Before looking at the mythological descriptions of Rahu and Ketu, we should first look at how the phenomena of the solar and the lunar eclipse present themselves. If we do, we will find that the mythological images give a striking visual equivalent. Somehow direct experience of the phenomena makes it easier to appreciate the mythological image as well as enabling one to understand the accompanying ‘mood’. The difference is like reading Shakespeare’s Hamlet and seeing it performed on stage by good actors. If you have seen an excellent performance of Hamlet, then it is so much easier to grasp the depth of the play when reading it.
IN 1999 I had the good fortune, in spite of very poor weather, to have a good view of the solar eclipse whose path passed over central Europe. The first phase, where the Moon slowly obscured the Sun did not have any notable shift in light, even up to the thinnest sliver. That changed dramatically once the eclipse was complete. A shadow passed over the countryside. It was suddenly very still, not even the birds in the area made a noise. A pensive, brooding twilight settled. It wasn’t quite night but neither was it day.

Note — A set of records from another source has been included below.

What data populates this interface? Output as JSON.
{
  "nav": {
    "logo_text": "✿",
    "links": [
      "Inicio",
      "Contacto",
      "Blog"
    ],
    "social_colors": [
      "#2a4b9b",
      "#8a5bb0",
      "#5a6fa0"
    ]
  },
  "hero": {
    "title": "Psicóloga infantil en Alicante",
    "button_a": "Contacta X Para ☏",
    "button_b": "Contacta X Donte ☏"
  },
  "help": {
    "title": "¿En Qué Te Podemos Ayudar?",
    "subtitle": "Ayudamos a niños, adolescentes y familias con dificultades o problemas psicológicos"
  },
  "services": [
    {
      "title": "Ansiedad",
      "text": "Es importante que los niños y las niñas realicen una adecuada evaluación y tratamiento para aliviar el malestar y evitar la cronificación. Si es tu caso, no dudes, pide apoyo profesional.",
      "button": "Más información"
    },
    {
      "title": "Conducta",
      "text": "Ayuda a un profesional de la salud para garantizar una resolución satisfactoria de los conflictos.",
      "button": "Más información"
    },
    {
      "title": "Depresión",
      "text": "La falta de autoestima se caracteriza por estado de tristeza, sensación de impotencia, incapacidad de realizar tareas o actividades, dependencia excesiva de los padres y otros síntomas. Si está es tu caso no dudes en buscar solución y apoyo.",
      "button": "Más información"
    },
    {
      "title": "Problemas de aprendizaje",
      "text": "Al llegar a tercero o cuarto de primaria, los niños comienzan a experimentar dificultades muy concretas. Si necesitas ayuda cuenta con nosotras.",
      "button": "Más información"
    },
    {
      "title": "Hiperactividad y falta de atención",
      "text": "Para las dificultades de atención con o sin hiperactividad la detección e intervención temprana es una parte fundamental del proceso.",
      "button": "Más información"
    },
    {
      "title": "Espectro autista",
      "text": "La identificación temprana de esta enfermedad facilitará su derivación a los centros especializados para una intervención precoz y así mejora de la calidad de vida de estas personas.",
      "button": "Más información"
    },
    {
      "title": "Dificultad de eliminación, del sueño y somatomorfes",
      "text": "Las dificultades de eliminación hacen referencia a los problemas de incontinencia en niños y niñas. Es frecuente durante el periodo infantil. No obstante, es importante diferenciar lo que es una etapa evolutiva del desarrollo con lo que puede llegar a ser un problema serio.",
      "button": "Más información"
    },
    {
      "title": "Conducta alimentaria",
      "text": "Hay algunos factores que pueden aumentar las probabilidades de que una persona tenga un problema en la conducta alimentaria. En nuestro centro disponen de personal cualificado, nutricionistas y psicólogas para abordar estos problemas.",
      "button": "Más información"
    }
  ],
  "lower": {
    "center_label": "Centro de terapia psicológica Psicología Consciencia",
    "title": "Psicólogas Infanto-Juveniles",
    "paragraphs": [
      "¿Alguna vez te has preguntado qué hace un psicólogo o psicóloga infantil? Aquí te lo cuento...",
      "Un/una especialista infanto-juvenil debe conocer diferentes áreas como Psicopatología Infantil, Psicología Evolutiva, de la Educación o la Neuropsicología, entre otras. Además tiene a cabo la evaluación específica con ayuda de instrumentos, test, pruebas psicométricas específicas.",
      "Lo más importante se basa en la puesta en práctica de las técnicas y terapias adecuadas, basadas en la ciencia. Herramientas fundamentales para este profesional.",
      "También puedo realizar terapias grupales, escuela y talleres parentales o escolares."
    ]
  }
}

A lunar eclipse is not as dramatic as there is no strong shift in light. It is already night and the eclipse itself has the effect of a New Moon. The phenomenon seems to focus more on the Moon itself. There comes a point where the Moon becomes a pallid sickly orange. Some like to dramatize and speak of a ‘blood Moon’ but I think the blood colour is a bit anemic, more like a reflection of red rather than red itself. There are some videos on the net that show a strong red, but I wonder if a red filter was used. 🙂 Here is a video link of the lunar eclipse on 15 June 2011.
Let’s compile descriptions of Rahu-Ketu freely taken from the literature. I have elaborated a little. Quotations of the slokas may be found all over the web. You might even recognize them. 🙂
Rahu is a smoky shifting blue-black tall, red-eyed gestalt, horrible to look at. He lives in the dark forest of the sky. The remembrance of his body trails behind him in a cloud of haze, shifting now and then into sight are glimpses of the multicolored clothes he can no longer wear. Trailing far behind him on the far side of the horizon surrounded in a wraithlike haze of smoky shadowy blood, clothed in the rags of a one-time splendor is his headless serpentine body, Ketu.
Now back to the eclipses. Rahu looks at the Sun and Moon with insatiable hunger. His lust for the Sun cannot be directly seen, but when he lusts after the Moon the red of his hunger is reflected by the Moon before being swallowed. Because Rahu-Ketu has no body they cannot but live in the in-between spaces of the sky. They aren’t substantial, just points, mere shadows, echoes of the splendor of the Sun and Moon. Their clothes are an echo of that splendor. The blue-black haze is that of the twilight engendered by the solar eclipse and the darkness of the lunar.